Sunday, December 23, 2007

How sweet the moonlight / Inwardness

"How sweet the moonlight" as performed by Andreas Scholl, countertenor.

From THE MERCHANT OF VENICE OST, music composed by Jocelyn Pook.

For some reason, this kind of singing moves me more than the extreme paroxysms of emotional outbursts in opera arias (give me Ombra mai fu any day over, say, Isolde's Liebestod).

My dear friend Miko (whom I fondly call "the best oboist in the Philippines") and I share this common love for Baroque/Renaissance music and the corresponding style of singing. Whenever we sit down for lunch or coffee together, we inevitably end up singing to one another excerpts from our recent musical discoveries. 

Some people find such music "boring" because "it's too simple."  On the contrary!!!! SO MUCH emotion is present even in one sustained note, except that it's subtly expressed and not as "in-your-face" as bel canto arias with fits of conniption present in the madly wavering vibratos.

Oh well. De gustibus non est disputandum.

= = = EDIT = = =

I was thinking that this relates to "love" as well... how some girls demand heroic acts from their suitors, that if they were in a fairy tale they'd say: "Kill me this dragon! Conquer me a kingdom! If you DO love me, prove it."

Then there are those who understand the inward nature of a love that has decided to make duty its highest challenge. For is it not a thousand times more difficult for one to conquer the dragons of boredom and infidelity day in, day out, than to seek to climb mountains, and swim across oceans to prove one's love?

Today we put too much value on external manifestations of love. I've known a couple of girls who choose their boyfriends based on the "sweetness factor," i.e. the number of times he calls them up in a day, the dozens of romantic text messages, the requisite chocolates and flowers. And not a few of them obsess over meanings, as in "if he gives you yellow flowers then you're more of friends than lovers... if he gives you red ones then he's quite passionate about you..."

And they can argue forever on the issue of quantity-versus-quality... chocolates-versus-flowers... when-is-it-a-date-and-who-should-pay-for-dinner and honey-he's-not-that-into-you-if-he-does-this-and-that and so on and so forth...

What kind of a love is it when the girl constantly has to ask the boy to "prove his love?" As if the number and greatness of these deeds is directly proportional to the degree of his regard?

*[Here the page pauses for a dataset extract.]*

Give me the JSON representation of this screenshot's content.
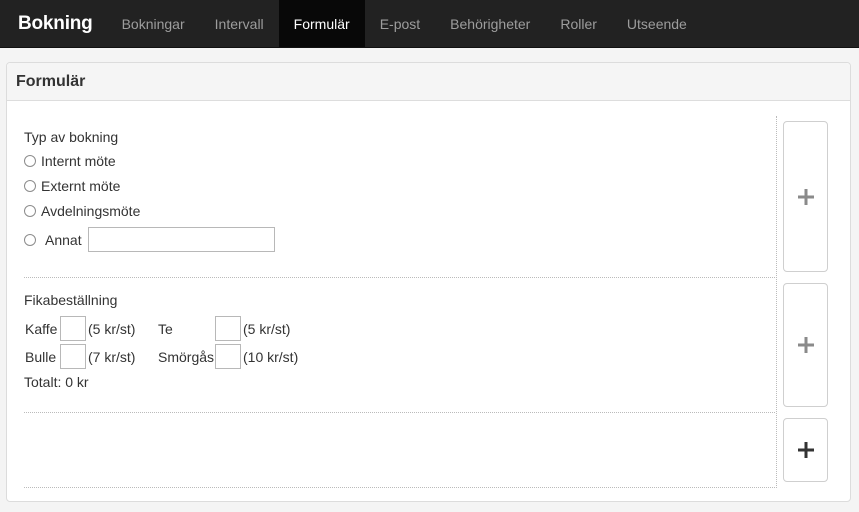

And what kind of love is it when there is jealousy? Like poor Mitya who imagines the worst of his lover Grushenka and thinks that the instant his back is turned, she bestows her sweet favors on no less than his father. But even if this were so, he'd be willing to forgive as long as she begged and promised prettily that this was in the past, that he was her one true love from now on. For isn't jealousy a mark of the absence or lack of trust?

Why am I rambling on about relationships? Maybe it's because I came across the blog entry of an ate of mine from CMu, and found out that she's already engaged. :) She writes down her love story, and it is antithetical to soap-opera-plots. She has love, pure and simple... sans the frills associated with the courtship period but not necessarily meaning that it is any less romantic. And I am so happy for her!

I  am striving to develop the ability to go past the superficial, to look beyond the decor, to the essence of things (whether it be in Music, Love or mundane objects). Someday,  I hope to overcome my prejudices and be able look past the outward shell of people, and love them unconditionally AS THEY ARE... as He does.